Wolf's Hole (Vlčí bouda) is a 1986 Czechoslovak science fiction horror film directed by Věra Chytilová. It was entered into the 37th Berlin International Film Festival. The film can be characterized as moralizing horror, but may also be interpreted as an allegory for the atmosphere surrounding the normalization period.

==Plot==
A group of teenagers are invited to a skiing workshop in the mountains, without being told how or why they were picked as participants. There are eleven of them, but the camp supervisors insist that there should be only ten, and that one of them is an intruder. As the group find themselves cut off from the outside world, strange things begin to happen; the supervisors seem intent to create an atmosphere of hostility, turning the participants against each other, even urging them to kill each other. The supervisors eventually reveal themselves as extraterrestrials who demand that the group pick one among them to be sacrificed.

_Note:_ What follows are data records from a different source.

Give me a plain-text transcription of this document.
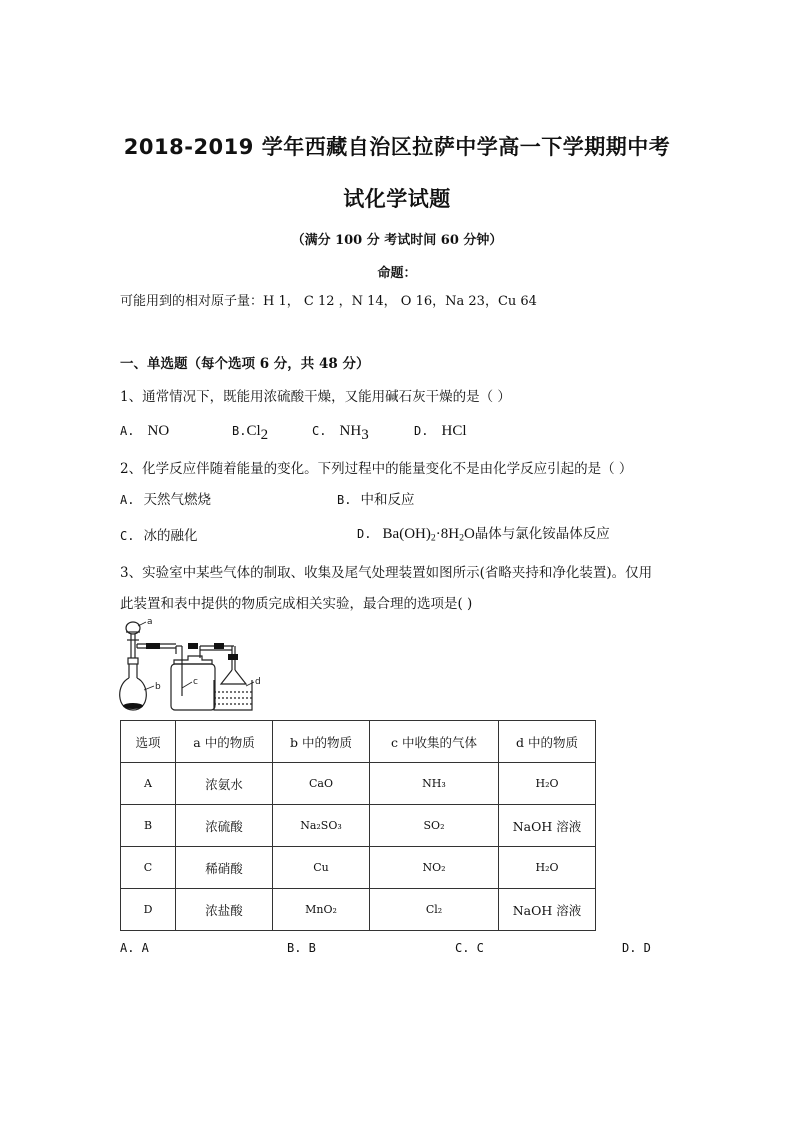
2018-2019 学年西藏自治区拉萨中学高一下学期期中考
试化学试题
（满分 100 分 考试时间 60 分钟）
命题：
可能用到的相对原子量：H 1， C 12 ，N 14， O 16，Na 23，Cu 64
一、单选题（每个选项 6 分，共 48 分）
1、通常情况下，既能用浓硫酸干燥，又能用碱石灰干燥的是（ ）
A. NO	$B.Cl_2$	C. $NH_3$	D. HCl
2、化学反应伴随着能量的变化。下列过程中的能量变化不是由化学反应引起的是（ ）
A. 天然气燃烧	B. 中和反应
C. 冰的融化	D. $Ba(OH)_2\cdot 8H_2O$晶体与氯化铵晶体反应
3、实验室中某些气体的制取、收集及尾气处理装置如图所示(省略夹持和净化装置)。仅用
此装置和表中提供的物质完成相关实验，最合理的选项是( )
a
b	c	d
选项	a 中的物质	b 中的物质	c 中收集的气体	d 中的物质
A	浓氨水	CaO	NH₃	H₂O
B	浓硫酸	Na₂SO₃	SO₂	NaOH 溶液
C	稀硝酸	Cu	NO₂	H₂O
D	浓盐酸	MnO₂	Cl₂	NaOH 溶液
A. A	B. B	C. C	D. D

They refuse, however, and in a panic set the cottage on fire and make a narrow escape on a lift used for timber transport, leaving no man behind.

==Cast==
- Miroslav Macháček as Daddy
- Tomás Palatý as Dingo
- Stepánka Cervenková as Babeta
- Jan Bidlas as Honza
- Rita Dudusová as Gitka
- Irena Mrozková as Linda
- Hana Mrozkovy as Lenka
- Norbert Pycha as Marcipan
- Simona Racková as Gaba
- Roman Fiser as Jozka
- Frantisek Stanek as Petr
- Radka Slavíková as Emilka
- Jitka Zelenková as Brona
- Petr Horacek as Alan

==Awards and nominations==
The film was nominated for the Golden Bear for Best Film at the 1987 Berlin Film Festival.